Civil rights activist Eugenia Fortes was born in Brava, in the Cape Verde Islands, on November 14, 1911. Her father, Antonio, traveled to America, and Fortes had to wait until she was nine years old before being able to join her father. After a journey of thirty-one days, Fortes arrived in Whaling City, New Bedford, Massachusetts.

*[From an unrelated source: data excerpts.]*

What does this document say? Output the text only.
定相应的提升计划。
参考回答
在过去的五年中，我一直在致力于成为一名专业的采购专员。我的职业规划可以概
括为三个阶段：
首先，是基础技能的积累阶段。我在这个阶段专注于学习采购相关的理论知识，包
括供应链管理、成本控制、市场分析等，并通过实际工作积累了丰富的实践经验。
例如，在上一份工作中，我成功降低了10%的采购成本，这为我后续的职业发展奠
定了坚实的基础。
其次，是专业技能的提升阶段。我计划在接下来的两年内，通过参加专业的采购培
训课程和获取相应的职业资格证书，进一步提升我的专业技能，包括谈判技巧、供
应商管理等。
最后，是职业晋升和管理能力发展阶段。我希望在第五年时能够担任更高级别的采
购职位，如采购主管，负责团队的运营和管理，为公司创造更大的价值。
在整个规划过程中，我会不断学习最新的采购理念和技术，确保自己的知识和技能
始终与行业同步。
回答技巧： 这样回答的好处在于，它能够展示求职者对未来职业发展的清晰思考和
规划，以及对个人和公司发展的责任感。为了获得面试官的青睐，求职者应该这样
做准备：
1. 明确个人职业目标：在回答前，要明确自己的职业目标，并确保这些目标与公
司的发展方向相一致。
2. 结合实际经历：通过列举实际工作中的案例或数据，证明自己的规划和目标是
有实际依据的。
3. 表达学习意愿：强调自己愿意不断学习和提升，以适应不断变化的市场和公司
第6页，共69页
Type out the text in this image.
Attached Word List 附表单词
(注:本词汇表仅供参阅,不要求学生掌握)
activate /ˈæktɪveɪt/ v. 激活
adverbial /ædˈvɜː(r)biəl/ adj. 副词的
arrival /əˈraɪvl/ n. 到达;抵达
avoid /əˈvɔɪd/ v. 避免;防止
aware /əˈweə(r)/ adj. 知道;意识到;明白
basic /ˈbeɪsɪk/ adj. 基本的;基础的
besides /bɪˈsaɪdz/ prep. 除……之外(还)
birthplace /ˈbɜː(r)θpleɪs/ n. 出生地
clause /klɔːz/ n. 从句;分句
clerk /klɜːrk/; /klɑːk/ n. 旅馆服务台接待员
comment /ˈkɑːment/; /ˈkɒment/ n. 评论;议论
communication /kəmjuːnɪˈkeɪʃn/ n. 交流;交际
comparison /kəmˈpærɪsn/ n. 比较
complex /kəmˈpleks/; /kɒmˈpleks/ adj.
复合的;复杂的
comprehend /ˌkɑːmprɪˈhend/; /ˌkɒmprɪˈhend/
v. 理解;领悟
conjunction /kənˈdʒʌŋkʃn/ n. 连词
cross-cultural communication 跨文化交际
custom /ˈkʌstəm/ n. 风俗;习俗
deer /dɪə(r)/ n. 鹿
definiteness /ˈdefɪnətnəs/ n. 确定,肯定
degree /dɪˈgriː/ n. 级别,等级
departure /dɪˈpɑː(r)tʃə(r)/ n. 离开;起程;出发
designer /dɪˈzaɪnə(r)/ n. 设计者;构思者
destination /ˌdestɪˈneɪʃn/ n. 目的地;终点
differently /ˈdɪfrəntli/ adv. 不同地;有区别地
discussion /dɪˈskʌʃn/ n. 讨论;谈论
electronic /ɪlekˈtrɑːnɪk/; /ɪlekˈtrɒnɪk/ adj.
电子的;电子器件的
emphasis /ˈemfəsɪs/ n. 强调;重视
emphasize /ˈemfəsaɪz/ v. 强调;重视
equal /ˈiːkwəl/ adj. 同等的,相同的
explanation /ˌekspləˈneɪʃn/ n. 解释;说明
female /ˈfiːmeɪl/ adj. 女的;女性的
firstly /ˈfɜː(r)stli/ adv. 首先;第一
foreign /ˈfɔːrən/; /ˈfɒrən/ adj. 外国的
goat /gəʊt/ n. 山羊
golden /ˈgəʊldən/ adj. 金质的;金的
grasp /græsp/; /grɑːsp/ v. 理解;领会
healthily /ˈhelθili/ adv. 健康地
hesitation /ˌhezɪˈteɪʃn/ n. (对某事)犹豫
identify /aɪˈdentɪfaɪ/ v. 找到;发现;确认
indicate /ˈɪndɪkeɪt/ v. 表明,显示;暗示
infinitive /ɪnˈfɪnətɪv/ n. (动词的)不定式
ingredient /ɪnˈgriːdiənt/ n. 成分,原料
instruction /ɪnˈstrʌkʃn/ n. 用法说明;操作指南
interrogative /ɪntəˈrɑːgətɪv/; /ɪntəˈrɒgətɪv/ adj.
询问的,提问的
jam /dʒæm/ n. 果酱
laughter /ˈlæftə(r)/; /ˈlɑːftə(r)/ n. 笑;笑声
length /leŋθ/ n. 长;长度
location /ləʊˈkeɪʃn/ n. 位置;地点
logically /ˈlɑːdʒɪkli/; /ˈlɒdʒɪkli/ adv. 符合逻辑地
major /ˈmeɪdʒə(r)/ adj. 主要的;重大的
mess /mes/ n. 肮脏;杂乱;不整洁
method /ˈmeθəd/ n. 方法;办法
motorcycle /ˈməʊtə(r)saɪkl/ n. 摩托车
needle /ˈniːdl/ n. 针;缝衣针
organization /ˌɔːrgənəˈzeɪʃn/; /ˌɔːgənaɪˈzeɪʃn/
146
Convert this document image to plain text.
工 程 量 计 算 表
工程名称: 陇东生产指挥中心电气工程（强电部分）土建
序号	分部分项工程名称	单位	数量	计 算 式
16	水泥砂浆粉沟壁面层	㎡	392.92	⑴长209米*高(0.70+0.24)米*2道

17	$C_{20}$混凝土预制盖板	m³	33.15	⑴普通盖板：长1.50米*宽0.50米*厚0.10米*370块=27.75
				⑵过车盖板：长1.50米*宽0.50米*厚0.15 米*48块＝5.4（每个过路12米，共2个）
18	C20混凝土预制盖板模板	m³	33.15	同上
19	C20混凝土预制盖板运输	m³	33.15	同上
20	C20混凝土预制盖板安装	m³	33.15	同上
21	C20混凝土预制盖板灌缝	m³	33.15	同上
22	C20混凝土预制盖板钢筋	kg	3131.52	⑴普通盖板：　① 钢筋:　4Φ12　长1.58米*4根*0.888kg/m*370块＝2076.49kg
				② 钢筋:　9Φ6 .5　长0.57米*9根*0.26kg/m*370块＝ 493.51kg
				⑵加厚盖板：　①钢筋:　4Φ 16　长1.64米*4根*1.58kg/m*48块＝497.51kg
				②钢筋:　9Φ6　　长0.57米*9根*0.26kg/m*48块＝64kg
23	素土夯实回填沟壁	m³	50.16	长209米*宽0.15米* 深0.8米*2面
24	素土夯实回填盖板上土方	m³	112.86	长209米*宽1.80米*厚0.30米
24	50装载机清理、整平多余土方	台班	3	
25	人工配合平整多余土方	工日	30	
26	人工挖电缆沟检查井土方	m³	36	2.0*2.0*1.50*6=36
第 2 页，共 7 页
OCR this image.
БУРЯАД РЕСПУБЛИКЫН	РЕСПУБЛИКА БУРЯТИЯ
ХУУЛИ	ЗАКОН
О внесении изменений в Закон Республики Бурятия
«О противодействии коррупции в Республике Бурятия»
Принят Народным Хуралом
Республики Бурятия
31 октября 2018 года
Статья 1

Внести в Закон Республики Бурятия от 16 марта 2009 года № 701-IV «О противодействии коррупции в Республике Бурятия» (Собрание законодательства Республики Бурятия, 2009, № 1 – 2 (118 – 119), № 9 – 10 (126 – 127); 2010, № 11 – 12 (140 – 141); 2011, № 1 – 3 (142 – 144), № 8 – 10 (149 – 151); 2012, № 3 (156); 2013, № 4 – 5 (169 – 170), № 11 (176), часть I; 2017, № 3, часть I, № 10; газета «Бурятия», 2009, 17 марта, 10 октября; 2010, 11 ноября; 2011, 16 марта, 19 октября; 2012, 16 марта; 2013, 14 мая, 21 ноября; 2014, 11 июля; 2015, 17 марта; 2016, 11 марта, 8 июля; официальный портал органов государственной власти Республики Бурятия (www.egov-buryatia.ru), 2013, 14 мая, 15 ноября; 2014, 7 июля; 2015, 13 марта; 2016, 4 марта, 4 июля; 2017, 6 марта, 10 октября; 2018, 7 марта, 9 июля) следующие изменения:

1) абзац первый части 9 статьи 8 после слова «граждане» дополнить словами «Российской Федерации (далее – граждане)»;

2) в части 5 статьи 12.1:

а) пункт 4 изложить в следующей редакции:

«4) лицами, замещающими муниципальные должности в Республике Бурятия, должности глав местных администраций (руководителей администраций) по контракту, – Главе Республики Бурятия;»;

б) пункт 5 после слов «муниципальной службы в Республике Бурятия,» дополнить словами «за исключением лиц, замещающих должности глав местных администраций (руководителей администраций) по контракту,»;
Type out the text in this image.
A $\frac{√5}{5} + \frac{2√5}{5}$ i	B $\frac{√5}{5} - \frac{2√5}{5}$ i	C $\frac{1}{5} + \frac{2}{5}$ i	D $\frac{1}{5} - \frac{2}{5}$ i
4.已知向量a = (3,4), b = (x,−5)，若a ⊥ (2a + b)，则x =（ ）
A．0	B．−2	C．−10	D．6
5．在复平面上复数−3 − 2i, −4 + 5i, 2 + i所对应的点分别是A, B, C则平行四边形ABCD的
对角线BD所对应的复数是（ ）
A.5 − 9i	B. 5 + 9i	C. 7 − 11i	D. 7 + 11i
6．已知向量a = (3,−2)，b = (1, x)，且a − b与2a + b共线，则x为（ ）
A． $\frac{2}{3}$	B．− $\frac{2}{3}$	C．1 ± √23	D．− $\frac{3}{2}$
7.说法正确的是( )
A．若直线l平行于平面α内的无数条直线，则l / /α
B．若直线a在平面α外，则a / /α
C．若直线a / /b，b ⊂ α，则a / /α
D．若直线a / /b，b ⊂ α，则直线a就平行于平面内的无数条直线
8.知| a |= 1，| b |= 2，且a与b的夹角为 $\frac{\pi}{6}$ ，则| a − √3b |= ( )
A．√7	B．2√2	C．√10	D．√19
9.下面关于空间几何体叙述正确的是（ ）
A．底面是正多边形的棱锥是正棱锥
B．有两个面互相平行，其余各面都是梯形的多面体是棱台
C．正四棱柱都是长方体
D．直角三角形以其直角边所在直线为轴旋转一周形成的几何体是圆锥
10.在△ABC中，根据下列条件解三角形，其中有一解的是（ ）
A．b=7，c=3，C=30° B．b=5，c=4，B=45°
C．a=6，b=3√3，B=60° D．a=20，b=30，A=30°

In 1928, Fortes found work at the artificial pearl company in Hyannis, and two years later, became a housekeeper for a family in Hyannisport. She remained in that position for the next twenty-seven years, and in 1957, she became a cook at a local school until her retirement in 1968. An outspoken activist for the poor and racial equality, in 1945, Fortes and a friend visited East Beach in Hyannisport, which was then segregated. Asked by the police to leave, Fortes refused. The following year, a group attempted to buy the beach and privatize it, but Fortes stepped forward in a town council meeting and lambasted the idea, telling of the discrimination she faced.
Fortes founded the Cape Cod chapter of the NAACP in 1961, but by then, she was already well steeped in the Civil Rights Movement. One of the tenants who rented her cottage from her was future Supreme Court Justice Thurgood Marshall, and in 1955, Reverend Martin Luther King, Jr., spent Thanksgiving and Christmas on the island. In 1961, when the Freedom Riders came through Hyannis, Ted Kennedy came to get a report from her to be delivered to the White House. As a fighter for the poor, Fortes sent food and clothing to impoverished counties in the Deep South for twenty-five years.
Fortes was a member of the Hyannis library board of directors for forty years, and was on the United States Civil Rights Commission for fourteen years. She also received numerous awards for her civil rights work. In 2004, the beach Fortes refused to leave in 1945, East Beach, was renamed Fortes Beach.
Fortes passed away on Friday, May 19, 2006 at the age of 94.